Gerak lincah 1.200 penari Gandrung berkostum merah menyala itu seolah menghipnostis ribuan wisatawan yang hadir.
"Saya salut dengan Banyuwangi. Lagi-lagi Banyuwangi menunjukkan kelasnya sebagai destinasi dengan kreativitas luar biasa," ujar Menteri Pariwisata Arief Yahya.
Selain Arief Yahya, atraksi wisata budaya itu dihadiri Wakil Gubernur Jatim Saifullah Yusuf, Deputi Gubernur Bank Indonesia Rosmaya Hadi, Guru Besar UI Prof Rhenald Kasali, dan Bupati Banyuwangi Abdullah Azwar Anas.

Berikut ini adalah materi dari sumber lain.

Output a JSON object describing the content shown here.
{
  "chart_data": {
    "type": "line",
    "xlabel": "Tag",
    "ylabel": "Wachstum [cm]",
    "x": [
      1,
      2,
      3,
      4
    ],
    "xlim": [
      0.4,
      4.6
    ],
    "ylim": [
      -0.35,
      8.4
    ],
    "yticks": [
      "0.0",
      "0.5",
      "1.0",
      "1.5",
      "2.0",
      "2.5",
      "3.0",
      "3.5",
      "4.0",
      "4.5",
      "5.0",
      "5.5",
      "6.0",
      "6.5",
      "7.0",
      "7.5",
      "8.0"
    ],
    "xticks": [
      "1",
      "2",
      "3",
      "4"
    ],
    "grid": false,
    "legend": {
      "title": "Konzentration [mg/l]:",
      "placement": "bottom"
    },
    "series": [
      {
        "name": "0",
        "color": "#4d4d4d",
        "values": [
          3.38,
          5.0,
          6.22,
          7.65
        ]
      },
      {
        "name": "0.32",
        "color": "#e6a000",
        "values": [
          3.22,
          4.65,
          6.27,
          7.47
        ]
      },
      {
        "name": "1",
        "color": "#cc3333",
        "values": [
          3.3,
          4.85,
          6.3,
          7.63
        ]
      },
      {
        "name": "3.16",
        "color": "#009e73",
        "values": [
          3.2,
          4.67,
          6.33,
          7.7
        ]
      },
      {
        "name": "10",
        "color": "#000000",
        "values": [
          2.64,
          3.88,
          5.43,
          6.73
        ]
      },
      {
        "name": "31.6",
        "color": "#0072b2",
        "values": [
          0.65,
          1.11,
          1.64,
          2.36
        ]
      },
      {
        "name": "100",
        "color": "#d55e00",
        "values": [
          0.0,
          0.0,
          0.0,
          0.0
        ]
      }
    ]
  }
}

Tahun ini, tema yang diusung Festival Gandrung Sewu adalah “Layar Kumendung”, sebuah kisah kepahlawanan dari Bupati Banyuwangi pertama, Raden Mas Alit.
Sosok yang diangkat menjadi bupati kala berusia 18 tahun itu harus mengambil sikap di antara dua pilihan sulit, yaitu terdesak mengikuti perintah penjajah yang menindas atau melakukan perlawanan bersama rakyat yang semakin tak berdaya pasca-perang penghabisan.
Di tengah konflik batin itulah, tari Gandrung digambarkan sebagai media konsolidasi kekuatan rakyat Banyuwangi. Tak hanya berkamuflase dengan memanfaatkan pertunjukkan seni, tetapi juga menjadi sarana menghibur dan memperkuat batin rakyat yang terkungkung penjajah. Semua fragmen cerita disajikan dengan koreografi yang memukau.
Arief Yahya mengatakan, Gandrung Sewu memenuhi tiga nilai sebuah pertunjukan yang baik, yaitu cultural atau creative velue, communication value, hingga commercial value.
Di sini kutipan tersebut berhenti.